Monitoring pg_stat_statements Over Time
To get the most value from pg_stat_statements
, you should monitor trends over time. Let’s set up a simple tracking system:
- Create a table to store historical data:
CREATE TABLE statement_stats_history (
captured_at TIMESTAMP WITH TIME ZONE DEFAULT NOW(),
queryid BIGINT,
query TEXT,
calls BIGINT,
total_exec_time DOUBLE PRECISION,
rows BIGINT,
shared_blks_read BIGINT,
shared_blks_hit BIGINT
);
- Create a function to capture current statistics:
CREATE OR REPLACE FUNCTION capture_pg_stat_statements()
RETURNS VOID AS $$
BEGIN
INSERT INTO statement_stats_history (
queryid, query, calls, total_exec_time, rows,
shared_blks_read, shared_blks_hit
)
SELECT
queryid, query, calls, total_exec_time, rows,
shared_blks_read, shared_blks_hit
FROM pg_stat_statements;
-- Reset the statistics (optional)
PERFORM pg_stat_statements_reset();
END;
$$ LANGUAGE plpgsql;
- Schedule this function with a cronjob or PostgreSQL’s pg_cron extension:
-- If using pg_cron
SELECT cron.schedule('0 * * * *', 'SELECT capture_pg_stat_statements()');
This setup captures snapshots hourly, allowing you to analyze performance trends and identify issues that might only occur at specific times.
Common Issues and Troubleshooting
Issue: Statements Not Being Tracked
If you don’t see expected queries in pg_stat_statements
, check:
- Confirm the extension is properly loaded:
SELECT * FROM pg_stat_statements LIMIT 1;
If this gives an error, the extension might not be loaded correctly.
- Verify your
pg_stat_statements.track
setting:
SHOW pg_stat_statements.track;
If set to ‘top’, it might miss nested statements.
Issue: Memory Usage Concerns
pg_stat_statements
consumes shared memory. If you’re tracking too many queries, you might encounter memory issues.
Monitor the number of tracked statements:
SELECT COUNT(*) FROM pg_stat_statements;
If approaching your pg_stat_statements.max
limit, increase the allocation or reset the statistics more frequently.
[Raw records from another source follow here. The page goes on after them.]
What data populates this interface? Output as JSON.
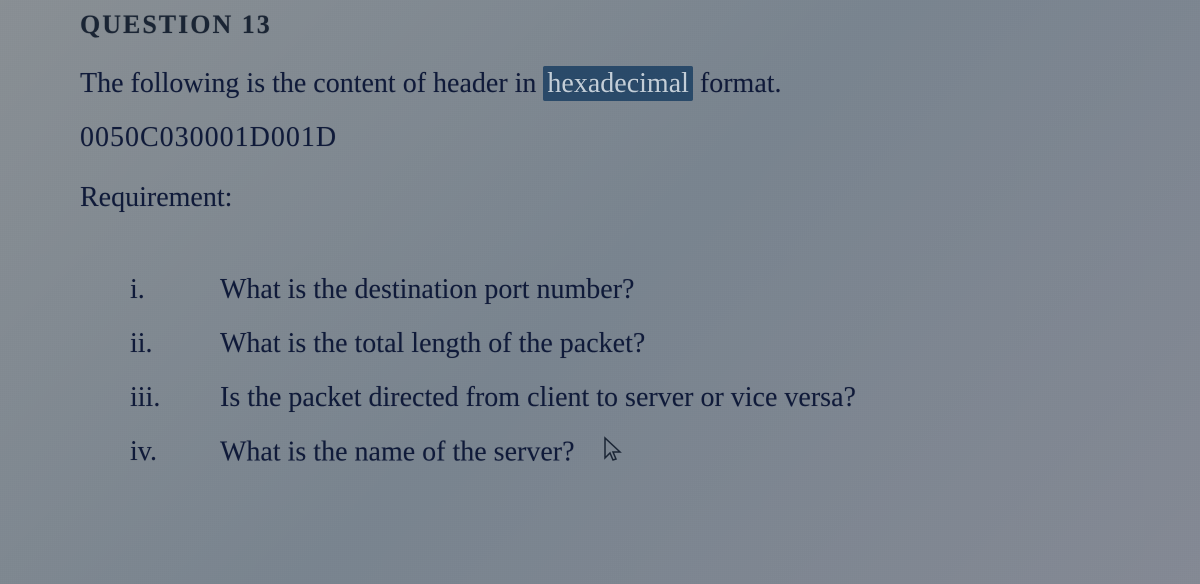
{
  "header": {
    "label": "QUESTION 13"
  },
  "intro": {
    "prefix": "The following is the content of header in ",
    "highlighted": "hexadecimal",
    "suffix": " format."
  },
  "hex": "0050C030001D001D",
  "requirement_label": "Requirement:",
  "questions": [
    {
      "numeral": "i.",
      "text": "What is the destination port number?"
    },
    {
      "numeral": "ii.",
      "text": "What is the total length of the packet?"
    },
    {
      "numeral": "iii.",
      "text": "Is the packet directed from client to server or vice versa?"
    },
    {
      "numeral": "iv.",
      "text": "What is the name of the server?"
    }
  ]
}
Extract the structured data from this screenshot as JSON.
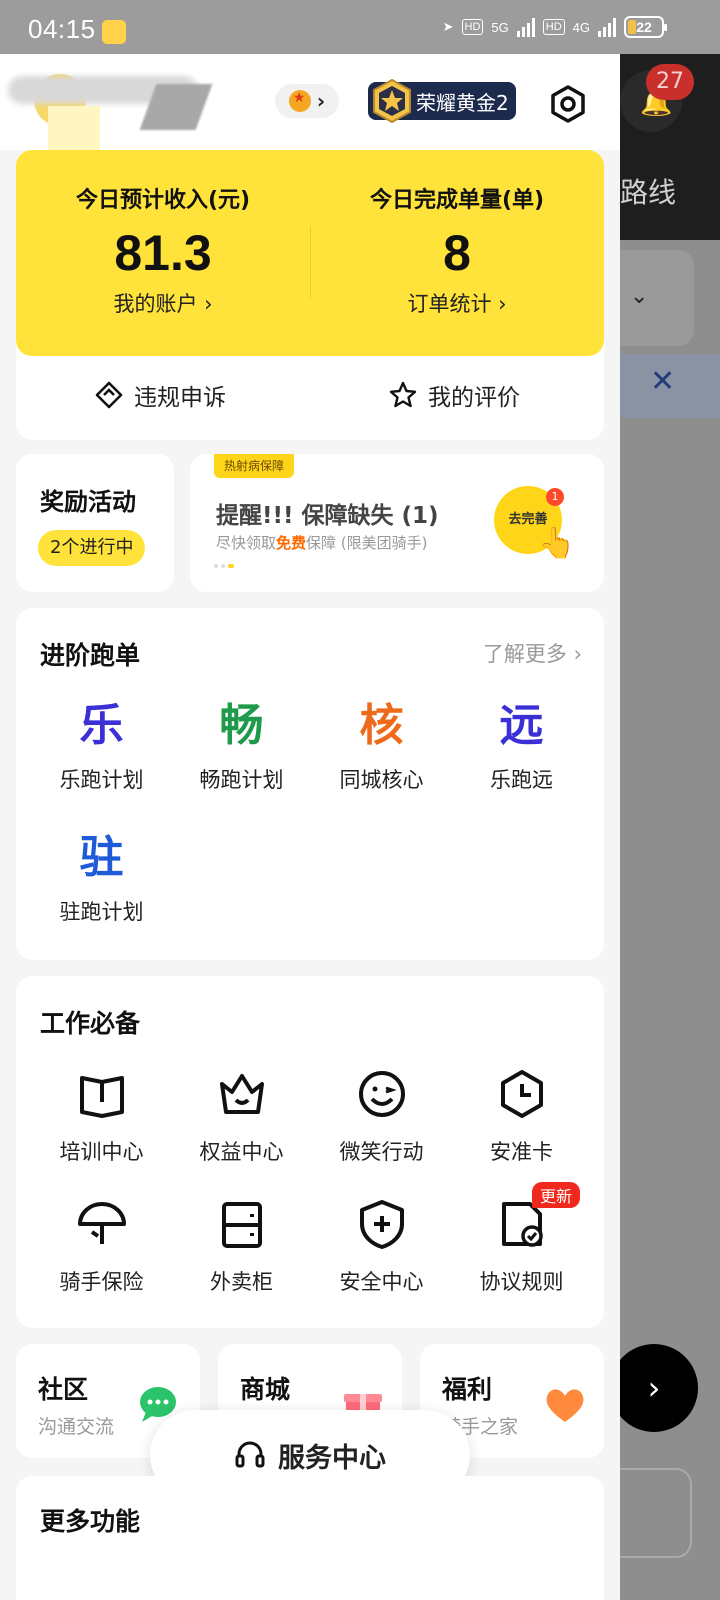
{
  "status_bar": {
    "time": "04:15",
    "hd1": "HD",
    "net1": "5G",
    "hd2": "HD",
    "net2": "4G",
    "battery": "22"
  },
  "background": {
    "badge": "27",
    "route": "路线"
  },
  "header": {
    "level_title": "荣耀黄金2"
  },
  "income_card": {
    "left_label": "今日预计收入(元)",
    "left_value": "81.3",
    "left_link": "我的账户 ›",
    "right_label": "今日完成单量(单)",
    "right_value": "8",
    "right_link": "订单统计 ›",
    "appeal": "违规申诉",
    "review": "我的评价"
  },
  "reward": {
    "title": "奖励活动",
    "pill": "2个进行中"
  },
  "banner": {
    "tag": "热射病保障",
    "title": "提醒!!! 保障缺失 (1)",
    "sub_before": "尽快领取",
    "sub_highlight": "免费",
    "sub_after": "保障 (限美团骑手)",
    "button": "去完善",
    "count": "1"
  },
  "advanced": {
    "title": "进阶跑单",
    "more": "了解更多 ›",
    "items": [
      {
        "glyph": "乐",
        "label": "乐跑计划",
        "color": "#3b2fd6"
      },
      {
        "glyph": "畅",
        "label": "畅跑计划",
        "color": "#1e9a4a"
      },
      {
        "glyph": "核",
        "label": "同城核心",
        "color": "#ee6a1a"
      },
      {
        "glyph": "远",
        "label": "乐跑远",
        "color": "#3b2fd6"
      },
      {
        "glyph": "驻",
        "label": "驻跑计划",
        "color": "#1f5bd8"
      }
    ]
  },
  "work": {
    "title": "工作必备",
    "items": [
      {
        "icon": "book-icon",
        "label": "培训中心"
      },
      {
        "icon": "crown-icon",
        "label": "权益中心"
      },
      {
        "icon": "smile-icon",
        "label": "微笑行动"
      },
      {
        "icon": "clock-icon",
        "label": "安准卡"
      },
      {
        "icon": "umbrella-icon",
        "label": "骑手保险"
      },
      {
        "icon": "locker-icon",
        "label": "外卖柜"
      },
      {
        "icon": "shield-plus-icon",
        "label": "安全中心"
      },
      {
        "icon": "document-check-icon",
        "label": "协议规则",
        "badge": "更新"
      }
    ]
  },
  "minis": [
    {
      "title": "社区",
      "sub": "沟通交流"
    },
    {
      "title": "商城",
      "sub": ""
    },
    {
      "title": "福利",
      "sub": "骑手之家"
    }
  ],
  "service_center": "服务中心",
  "more_functions": "更多功能"
}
Issue: Statements Being Reset Unexpectedly
Check if automatic vacuum or maintenance tasks are resetting your statistics:
SELECT query, calls FROM pg_stat_statements WHERE query LIKE '%pg_stat_statements_reset%';
Best Practices
- Right-size your configuration:
- Set
pg_stat_statements.max
based on your application’s query diversity - For most applications, 5,000-10,000 is sufficient
- Set
- Regular maintenance:
- Periodically reset statistics after collecting historic data
- Consider scheduled resets during low-traffic periods
- Complement with other tools:
- Use with EXPLAIN ANALYZE for deeper query analysis
- Combine with pg_stat_activity for real-time monitoring
- Normalize query workload:
- Use prepared statements to improve statement normalization
- Consider consistent coding standards for SQL to improve grouping
Conclusion
pg_stat_statements
is an invaluable tool for PostgreSQL performance monitoring and optimization. By following the steps outlined in this guide, you can effectively identify problematic queries, track performance trends over time, and make data-driven decisions to improve your database’s efficiency.
Remember that performance tuning is an iterative process. Regularly review your pg_stat_statements
data, implement optimizations, and measure the results to ensure your PostgreSQL database continues to perform at its best.